Each business takes on some risk. So when it comes to choosing an insurance plan, your business needs to weigh factors such as its risk tolerance, predictability of losses and focus on loss control. In some cases, it may make sense to consider a loss sensitive plan, which can lower insurance premiums and provide more control of claims. The trade-off is that your company — rather than an insurance provider — has to take on a larger share of the risk. So, before you make a decision, you’ll need to talk to an experienced Frost Risk Advisor who understands the implications for your business.
We’ll meet with you to learn about your company’s claims, financial strength, predictability of losses and risk tolerance. Then we’ll evaluate your options and help you make an educated decision about the best loss sensitive plan for your company. And because of our long-standing relationships with providers, we can negotiate favorable terms for your plan.
A good way to get started is with our online calculator. It only takes a minute or two to find the type of loss sensitive plan that makes sense for your business.
We can help you choose from a range of coverages to find and implement the plan you need.
Guaranteed Cost Insurance
This is the traditional form of insurance, where an insurance provider assumes the risks. Your company pays a fixed cost premium to the provider, and in return the insurer pays 100% of covered losses within the available limits of coverage.
A small deductible plan is similar to guaranteed cost insurance, only the business covers some of its losses. The deductible is typically not collateralized, and losses may be deducted as a business expense.
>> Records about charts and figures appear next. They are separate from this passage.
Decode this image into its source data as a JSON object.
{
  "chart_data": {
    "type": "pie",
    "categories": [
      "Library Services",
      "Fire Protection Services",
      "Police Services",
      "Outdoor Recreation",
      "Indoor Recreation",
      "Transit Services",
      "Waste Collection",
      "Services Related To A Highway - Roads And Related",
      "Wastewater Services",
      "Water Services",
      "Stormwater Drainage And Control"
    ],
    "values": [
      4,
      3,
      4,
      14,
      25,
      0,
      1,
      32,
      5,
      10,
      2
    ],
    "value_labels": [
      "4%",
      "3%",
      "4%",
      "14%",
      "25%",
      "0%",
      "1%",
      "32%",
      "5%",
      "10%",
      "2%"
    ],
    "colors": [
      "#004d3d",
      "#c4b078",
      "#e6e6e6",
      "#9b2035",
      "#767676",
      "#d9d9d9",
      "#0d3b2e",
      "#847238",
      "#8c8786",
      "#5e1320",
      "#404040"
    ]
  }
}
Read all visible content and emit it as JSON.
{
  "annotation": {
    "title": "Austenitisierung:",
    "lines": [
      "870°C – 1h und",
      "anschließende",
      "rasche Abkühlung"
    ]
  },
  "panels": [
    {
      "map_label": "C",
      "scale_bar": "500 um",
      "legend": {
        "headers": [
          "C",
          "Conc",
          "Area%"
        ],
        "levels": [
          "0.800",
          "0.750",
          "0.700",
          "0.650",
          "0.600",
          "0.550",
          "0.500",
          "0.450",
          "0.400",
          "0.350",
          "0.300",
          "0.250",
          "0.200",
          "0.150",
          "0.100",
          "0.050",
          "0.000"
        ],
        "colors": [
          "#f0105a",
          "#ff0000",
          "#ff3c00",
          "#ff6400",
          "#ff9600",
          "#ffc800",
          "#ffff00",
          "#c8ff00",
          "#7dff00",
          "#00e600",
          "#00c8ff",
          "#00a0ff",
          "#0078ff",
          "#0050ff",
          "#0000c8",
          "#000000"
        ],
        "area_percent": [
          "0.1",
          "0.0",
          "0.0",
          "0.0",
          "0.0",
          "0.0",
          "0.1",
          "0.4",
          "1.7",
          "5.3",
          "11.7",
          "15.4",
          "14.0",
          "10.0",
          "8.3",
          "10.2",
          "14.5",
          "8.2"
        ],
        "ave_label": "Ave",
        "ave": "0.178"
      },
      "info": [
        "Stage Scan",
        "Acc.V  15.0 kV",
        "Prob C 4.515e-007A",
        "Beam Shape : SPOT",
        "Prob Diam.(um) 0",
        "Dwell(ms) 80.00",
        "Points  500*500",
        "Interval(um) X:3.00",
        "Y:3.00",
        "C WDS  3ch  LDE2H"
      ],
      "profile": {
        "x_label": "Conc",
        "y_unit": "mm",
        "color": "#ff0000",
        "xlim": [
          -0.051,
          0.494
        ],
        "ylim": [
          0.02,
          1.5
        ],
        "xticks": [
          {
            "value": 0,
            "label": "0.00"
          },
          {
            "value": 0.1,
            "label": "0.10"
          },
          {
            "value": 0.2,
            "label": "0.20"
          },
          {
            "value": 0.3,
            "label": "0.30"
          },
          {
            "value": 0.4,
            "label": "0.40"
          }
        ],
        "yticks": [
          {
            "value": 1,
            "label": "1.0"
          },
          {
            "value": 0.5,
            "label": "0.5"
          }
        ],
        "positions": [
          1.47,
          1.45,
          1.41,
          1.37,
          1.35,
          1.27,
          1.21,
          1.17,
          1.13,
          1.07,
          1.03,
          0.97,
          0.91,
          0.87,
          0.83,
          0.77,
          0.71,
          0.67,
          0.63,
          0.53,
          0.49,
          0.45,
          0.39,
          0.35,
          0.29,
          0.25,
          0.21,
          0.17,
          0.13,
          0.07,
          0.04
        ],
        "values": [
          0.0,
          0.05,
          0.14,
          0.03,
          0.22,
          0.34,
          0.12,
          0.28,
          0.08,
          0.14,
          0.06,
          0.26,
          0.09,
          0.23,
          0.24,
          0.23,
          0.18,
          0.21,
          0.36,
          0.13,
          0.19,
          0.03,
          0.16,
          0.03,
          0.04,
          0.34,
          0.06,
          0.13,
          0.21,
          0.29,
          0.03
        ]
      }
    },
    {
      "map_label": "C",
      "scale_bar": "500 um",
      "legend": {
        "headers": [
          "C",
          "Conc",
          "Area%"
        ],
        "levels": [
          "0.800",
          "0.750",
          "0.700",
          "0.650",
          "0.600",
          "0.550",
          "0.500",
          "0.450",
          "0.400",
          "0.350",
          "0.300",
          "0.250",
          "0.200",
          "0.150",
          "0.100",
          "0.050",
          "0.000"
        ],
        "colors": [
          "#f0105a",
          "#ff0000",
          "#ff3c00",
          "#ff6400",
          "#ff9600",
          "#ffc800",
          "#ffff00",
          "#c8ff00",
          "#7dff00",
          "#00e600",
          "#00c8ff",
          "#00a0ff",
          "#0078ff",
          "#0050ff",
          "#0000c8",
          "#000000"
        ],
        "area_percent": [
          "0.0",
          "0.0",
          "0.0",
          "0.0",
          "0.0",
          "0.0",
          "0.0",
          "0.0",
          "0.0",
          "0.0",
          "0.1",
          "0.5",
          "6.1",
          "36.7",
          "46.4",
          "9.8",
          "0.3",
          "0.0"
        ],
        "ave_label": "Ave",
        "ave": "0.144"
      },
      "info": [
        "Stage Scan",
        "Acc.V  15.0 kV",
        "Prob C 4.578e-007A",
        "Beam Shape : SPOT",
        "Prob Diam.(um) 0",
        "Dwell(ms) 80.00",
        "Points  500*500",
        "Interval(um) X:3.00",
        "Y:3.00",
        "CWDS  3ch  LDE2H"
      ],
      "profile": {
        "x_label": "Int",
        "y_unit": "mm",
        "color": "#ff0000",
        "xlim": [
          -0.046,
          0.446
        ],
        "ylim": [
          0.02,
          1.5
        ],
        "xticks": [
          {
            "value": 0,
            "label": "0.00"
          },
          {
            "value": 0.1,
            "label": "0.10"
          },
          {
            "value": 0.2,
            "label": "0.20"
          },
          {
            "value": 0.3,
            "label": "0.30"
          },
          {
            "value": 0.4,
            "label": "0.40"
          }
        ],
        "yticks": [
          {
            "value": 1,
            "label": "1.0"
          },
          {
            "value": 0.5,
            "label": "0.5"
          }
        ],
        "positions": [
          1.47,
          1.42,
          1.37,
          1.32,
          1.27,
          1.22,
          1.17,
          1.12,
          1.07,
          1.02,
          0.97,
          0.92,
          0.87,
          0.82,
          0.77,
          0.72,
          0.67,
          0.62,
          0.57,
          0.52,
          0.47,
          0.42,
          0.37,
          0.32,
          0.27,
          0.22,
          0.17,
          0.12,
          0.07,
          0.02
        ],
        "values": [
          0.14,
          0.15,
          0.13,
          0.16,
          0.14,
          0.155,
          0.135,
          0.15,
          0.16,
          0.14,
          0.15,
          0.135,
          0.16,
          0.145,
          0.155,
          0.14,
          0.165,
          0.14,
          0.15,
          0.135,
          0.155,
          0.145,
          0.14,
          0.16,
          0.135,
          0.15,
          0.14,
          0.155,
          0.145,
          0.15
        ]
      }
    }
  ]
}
The insured is responsible for reimbursing the insurance provider up to its deductible amount. From that point, the insurer will pay claims in excess of that amount.
- Deductibles begin as low as $50,000 and may go up to $1 million per claim
- Companies are required to put up collateral to ensure they can cover their share of loss
- Programs have fixed cost premiums, which are determined by companies’ retention levels and stop loss
Retrospective Rating Program
The insured company can adjust its premium to reflect its loss experience during the current period. The provider sets a minimum and a maximum premium agreed upon in the policy, which are significantly lower and higher than traditional “guaranteed cost” premiums.
- Business pays 100% of all covered losses until the maximum out of pocket expense has been reached for the client
- No retained/deductible amount per claim
- Losses can be prefunded (Incurred Loss Retro) or funded at the time of loss (Paid Loss Retro)
This form of self-insurance is established to insure the risks of a parent company or group of companies. Many companies consider forming a captive to save costs, manage their own risk and control their premium and loss dollars. Below are the three most common types of captives:
- Single Parent Captives—The business owns the insurance company and funds any losses it and/or its affiliate companies incur. It has high start-up costs, but can also offer the most significant rewards over time.
- Rent-A-Captive—This offers a way to experience a fully formed captive without investing in start-up costs or initial administrative work.
- Group Captives—Businesses can purchase a share of an established captive, and enter as a group with companies from the same industry (homogeneous) or from various industries (heterogeneous).